Each of my drawings, paintings, fiber works and glass installations is a visual narrative that tells a story and speaks to issues that touch me deeply and personally.
Throughout my career as an artist, I have always felt that art can make a difference and with that belief, has also come a passionate interest in public art that mirrors my studio work. I continually find that creating art for public spaces, gives a broad and tangible voice to my story. It is with these beliefs in the power of the visual voice that I go to the studio each day.
Recently, in my work, I began to explore the narrative of the ‘house’ as home and the home as a memory. I began a series of drawings to preserve those memories.
As I became more involved with the process, it became evident that those initial lines on paper were about the safe haven of a child’s past but as I worked, it became clear that the safe haven of today seems hard to find, and I began to see the ‘home’ in a more universal context.

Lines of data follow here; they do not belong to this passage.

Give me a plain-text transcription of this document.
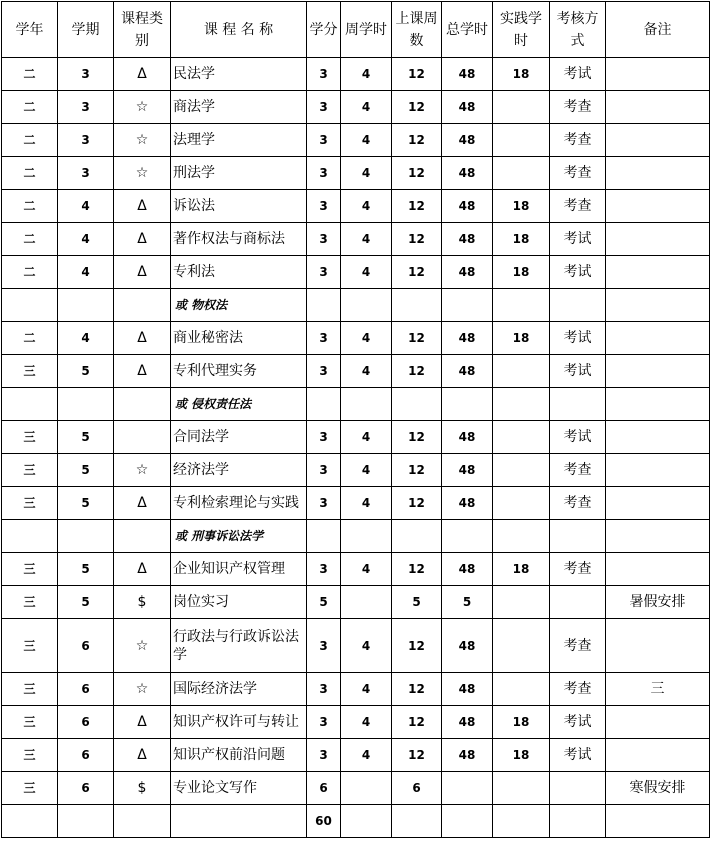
学年	学期	课程类别	课 程 名 称	学分	周学时	上课周数	总学时	实践学时	考核方式	备注
二	3	Δ	民法学	3	4	12	48	18	考试	
二	3	☆	商法学	3	4	12	48		考查	
二	3	☆	法理学	3	4	12	48		考查	
二	3	☆	刑法学	3	4	12	48		考查	
二	4	Δ	诉讼法	3	4	12	48	18	考查	
二	4	Δ	著作权法与商标法	3	4	12	48	18	考试	
二	4	Δ	专利法	3	4	12	48	18	考试	
			或 物权法							
二	4	Δ	商业秘密法	3	4	12	48	18	考试	
三	5	Δ	专利代理实务	3	4	12	48		考试	
			或 侵权责任法							
三	5		合同法学	3	4	12	48		考试	
三	5	☆	经济法学	3	4	12	48		考查	
三	5	Δ	专利检索理论与实践	3	4	12	48		考查	
			或 刑事诉讼法学							
三	5	Δ	企业知识产权管理	3	4	12	48	18	考查	
三	5	$	岗位实习	5		5	5			暑假安排
三	6	☆	行政法与行政诉讼法学	3	4	12	48		考查	
三	6	☆	国际经济法学	3	4	12	48		考查	三
三	6	Δ	知识产权许可与转让	3	4	12	48	18	考试	
三	6	Δ	知识产权前沿问题	3	4	12	48	18	考试	
三	6	$	专业论文写作	6		6				寒假安排
				60						
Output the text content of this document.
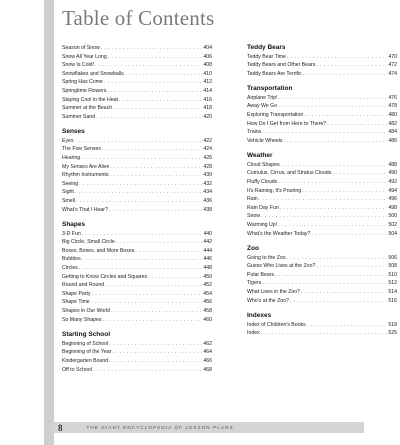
Table of Contents
Season of Snow . . .	404
Snow All Year Long . . .	406
Snow Is Cold! . . .	408
Snowflakes and Snowballs . . .	410
Spring Has Come . . .	412
Springtime Flowers . . .	414
Staying Cool in the Heat . . .	416
Summer at the Beach . . .	418
Summer Sand . . .	420
Senses
Eyes . . .	422
The Five Senses . . .	424
Hearing . . .	426
My Senses Are Alive . . .	428
Rhythm Instruments . . .	430
Seeing . . .	432
Sight . . .	434
Smell . . .	436
What's That I Hear? . . .	438
Shapes
3-D Fun . . .	440
Big Circle, Small Circle . . .	442
Boxes, Boxes, and More Boxes . . .	444
Bubbles . . .	446
Circles . . .	448
Getting to Know Circles and Squares . . .	450
Round and Round . . .	452
Shape Party . . .	454
Shape Time . . .	456
Shapes in Our World . . .	458
So Many Shapes . . .	460
Starting School
Beginning of School . . .	462
Beginning of the Year . . .	464
Kindergarten Bound . . .	466
Off to School . . .	468
Teddy Bears
Teddy Bear Time . . .	470
Teddy Bears and Other Bears . . .	472
Teddy Bears Are Terrific . . .	474
Transportation
Airplane Trip! . . .	476
Away We Go . . .	478
Exploring Transportation . . .	480
How Do I Get from Here to There? . . .	482
Trains . . .	484
Vehicle Wheels . . .	486
Weather
Cloud Shapes . . .	488
Cumulus, Cirrus, and Stratus Clouds . . .	490
Fluffy Clouds . . .	492
It's Raining, It's Pouring . . .	494
Rain . . .	496
Rain Day Fun . . .	498
Snow . . .	500
Warming Up! . . .	502
What's the Weather Today? . . .	504
Zoo
Going to the Zoo . . .	506
Guess Who Lives at the Zoo? . . .	508
Polar Bears . . .	510
Tigers . . .	512
What Lives in the Zoo? . . .	514
Who's at the Zoo? . . .	516
Indexes
Index of Children's Books . . .	518
Index . . .	525
8	THE GIANT ENCYCLOPEDIA OF LESSON PLANS
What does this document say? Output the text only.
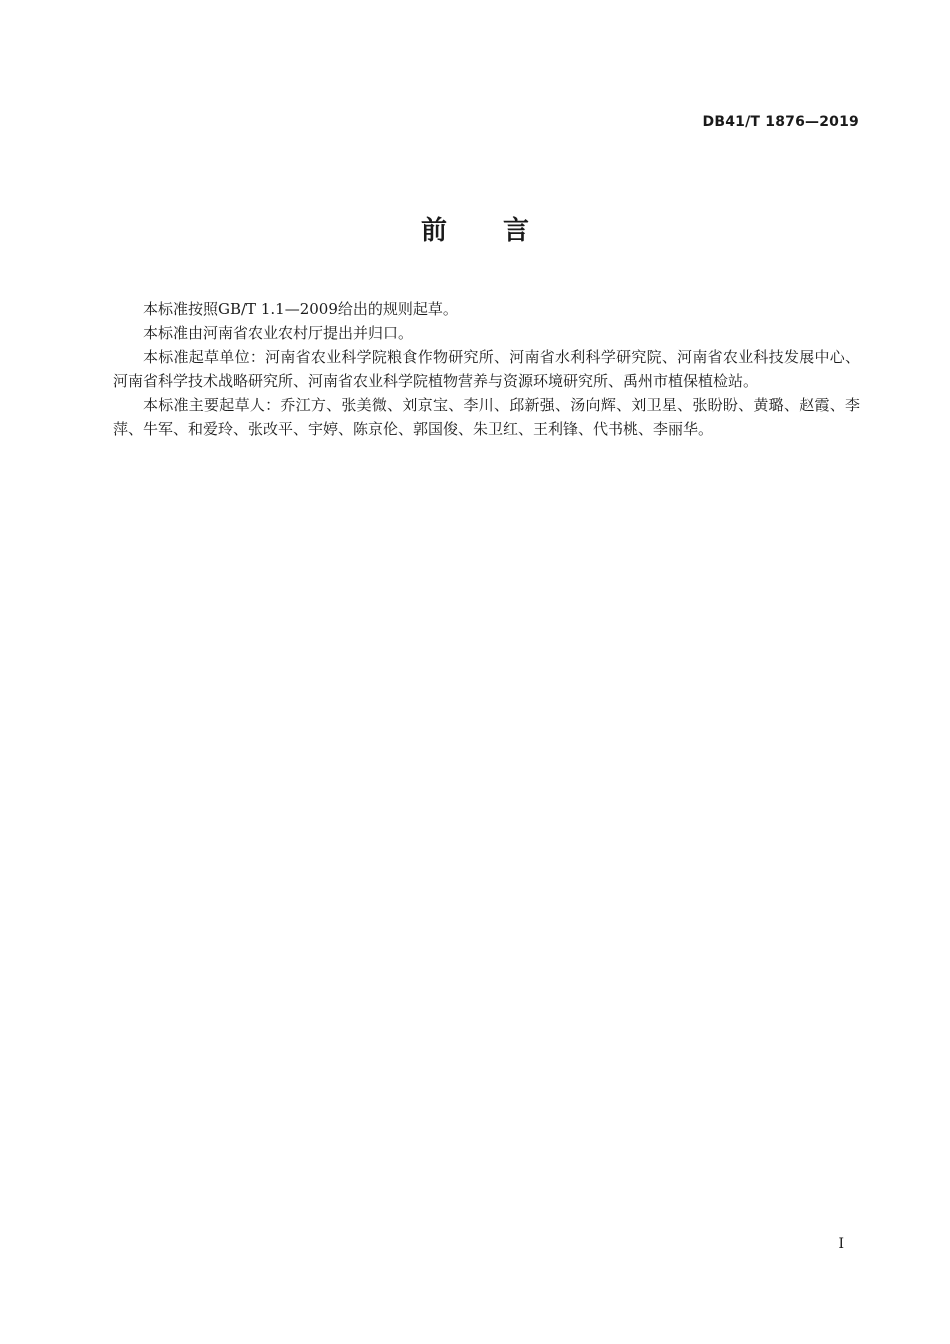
DB41/T 1876—2019
前言

本标准按照GB/T 1.1—2009给出的规则起草。

本标准由河南省农业农村厅提出并归口。

本标准起草单位：河南省农业科学院粮食作物研究所、河南省水利科学研究院、河南省农业科技发展中心、河南省科学技术战略研究所、河南省农业科学院植物营养与资源环境研究所、禹州市植保植检站。

本标准主要起草人：乔江方、张美微、刘京宝、李川、邱新强、汤向辉、刘卫星、张盼盼、黄璐、赵霞、李萍、牛军、和爱玲、张改平、宇婷、陈京伦、郭国俊、朱卫红、王利锋、代书桃、李丽华。

I
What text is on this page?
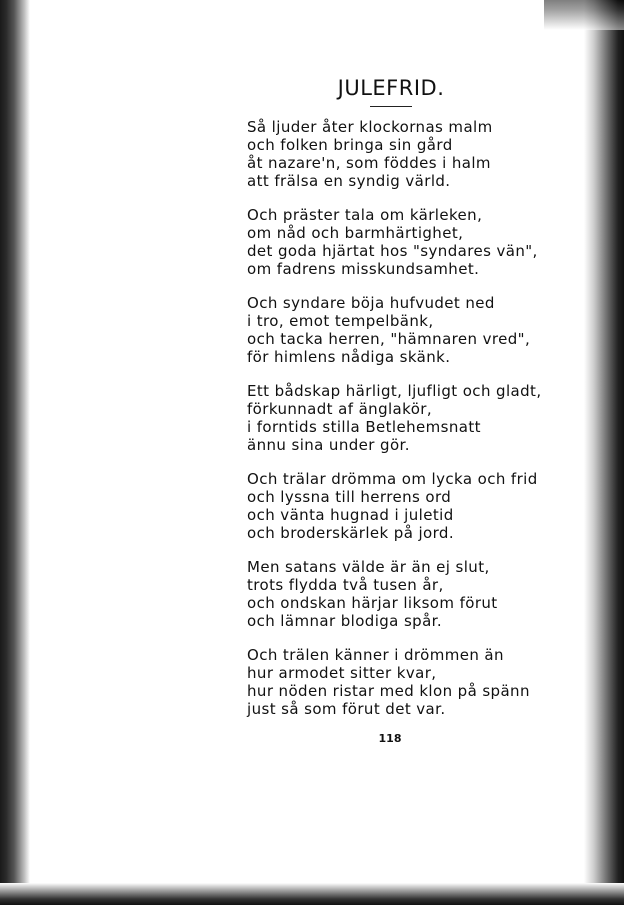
JULEFRID.
Så ljuder åter klockornas malm
och folken bringa sin gård
åt nazare'n, som föddes i halm
att frälsa en syndig värld.
Och präster tala om kärleken,
om nåd och barmhärtighet,
det goda hjärtat hos "syndares vän",
om fadrens misskundsamhet.
Och syndare böja hufvudet ned
i tro, emot tempelbänk,
och tacka herren, "hämnaren vred",
för himlens nådiga skänk.
Ett bådskap härligt, ljufligt och gladt,
förkunnadt af änglakör,
i forntids stilla Betlehemsnatt
ännu sina under gör.
Och trälar drömma om lycka och frid
och lyssna till herrens ord
och vänta hugnad i juletid
och broderskärlek på jord.
Men satans välde är än ej slut,
trots flydda två tusen år,
och ondskan härjar liksom förut
och lämnar blodiga spår.
Och trälen känner i drömmen än
hur armodet sitter kvar,
hur nöden ristar med klon på spänn
just så som förut det var.
118
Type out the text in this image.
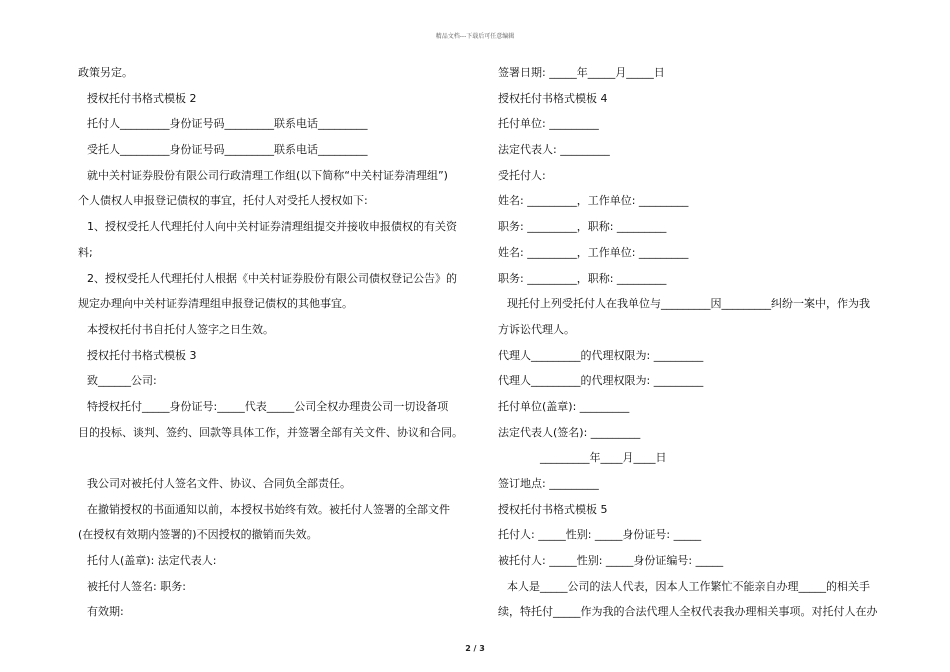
精品文档---下载后可任意编辑
政策另定。
授权托付书格式模板 2
托付人_________身份证号码_________联系电话_________
受托人_________身份证号码_________联系电话_________
就中关村证券股份有限公司行政清理工作组(以下简称“中关村证券清理组”)
个人债权人申报登记债权的事宜，托付人对受托人授权如下:
1、授权受托人代理托付人向中关村证券清理组提交并接收申报债权的有关资
料;
2、授权受托人代理托付人根据《中关村证券股份有限公司债权登记公告》的
规定办理向中关村证券清理组申报登记债权的其他事宜。
本授权托付书自托付人签字之日生效。
授权托付书格式模板 3
致______公司:
特授权托付_____身份证号:_____代表_____公司全权办理贵公司一切设备项
目的投标、谈判、签约、回款等具体工作，并签署全部有关文件、协议和合同。
我公司对被托付人签名文件、协议、合同负全部责任。
在撤销授权的书面通知以前，本授权书始终有效。被托付人签署的全部文件
(在授权有效期内签署的)不因授权的撤销而失效。
托付人(盖章): 法定代表人:
被托付人签名: 职务:
有效期:
签署日期: _____年_____月_____日
授权托付书格式模板 4
托付单位: _________
法定代表人: _________
受托付人:
姓名: _________，工作单位: _________
职务: _________，职称: _________
姓名: _________，工作单位: _________
职务: _________，职称: _________
现托付上列受托付人在我单位与_________因_________纠纷一案中，作为我
方诉讼代理人。
代理人_________的代理权限为: _________
代理人_________的代理权限为: _________
托付单位(盖章): _________
法定代表人(签名): _________
_________年____月____日
签订地点: _________
授权托付书格式模板 5
托付人: _____性别: _____身份证号: _____
被托付人: _____性别: _____身份证编号: _____
本人是_____公司的法人代表，因本人工作繁忙不能亲自办理_____的相关手
续，特托付_____作为我的合法代理人全权代表我办理相关事项。对托付人在办
2 / 3
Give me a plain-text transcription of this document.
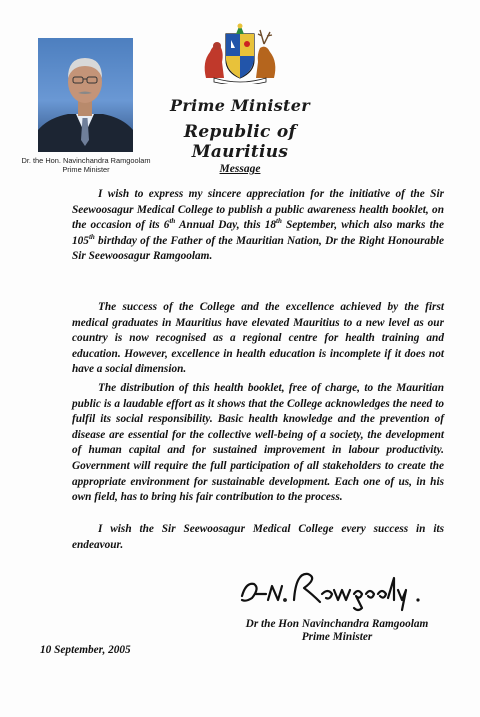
Dr. the Hon. Navinchandra Ramgoolam
Prime Minister
Prime Minister
Republic of Mauritius
Message

I wish to express my sincere appreciation for the initiative of the Sir Seewoosagur Medical College to publish a public awareness health booklet, on the occasion of its 6th Annual Day, this 18th September, which also marks the 105th birthday of the Father of the Mauritian Nation, Dr the Right Honourable Sir Seewoosagur Ramgoolam.

The success of the College and the excellence achieved by the first medical graduates in Mauritius have elevated Mauritius to a new level as our country is now recognised as a regional centre for health training and education. However, excellence in health education is incomplete if it does not have a social dimension.

The distribution of this health booklet, free of charge, to the Mauritian public is a laudable effort as it shows that the College acknowledges the need to fulfil its social responsibility. Basic health knowledge and the prevention of disease are essential for the collective well-being of a society, the development of human capital and for sustained improvement in labour productivity. Government will require the full participation of all stakeholders to create the appropriate environment for sustainable development. Each one of us, in his own field, has to bring his fair contribution to the process.

I wish the Sir Seewoosagur Medical College every success in its endeavour.

Dr the Hon Navinchandra Ramgoolam
Prime Minister
10 September, 2005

I now regard the home as a moving target. I have felt it and lived it. Many of the pieces contain floating images, houses upside down, memories drifting out the window. Rooms are dressed up fit to kill, hand grenades come disguised as pinecones and the forest prime evil has been chopped up for fuel. Modular living has been relegated to the reservoir and home invasion has felt almost commonplace. Conversely, I also believe that a world without humor is an empty one and vestiges of it find their way into many works.
The world is composed of an amazing and beautiful spectrum of fantasy and fact, of the spiritual and the concrete, of the calm and the storm. As an artist, the only certainty in this world of unknowns, is the ability to work, and I am grateful for that.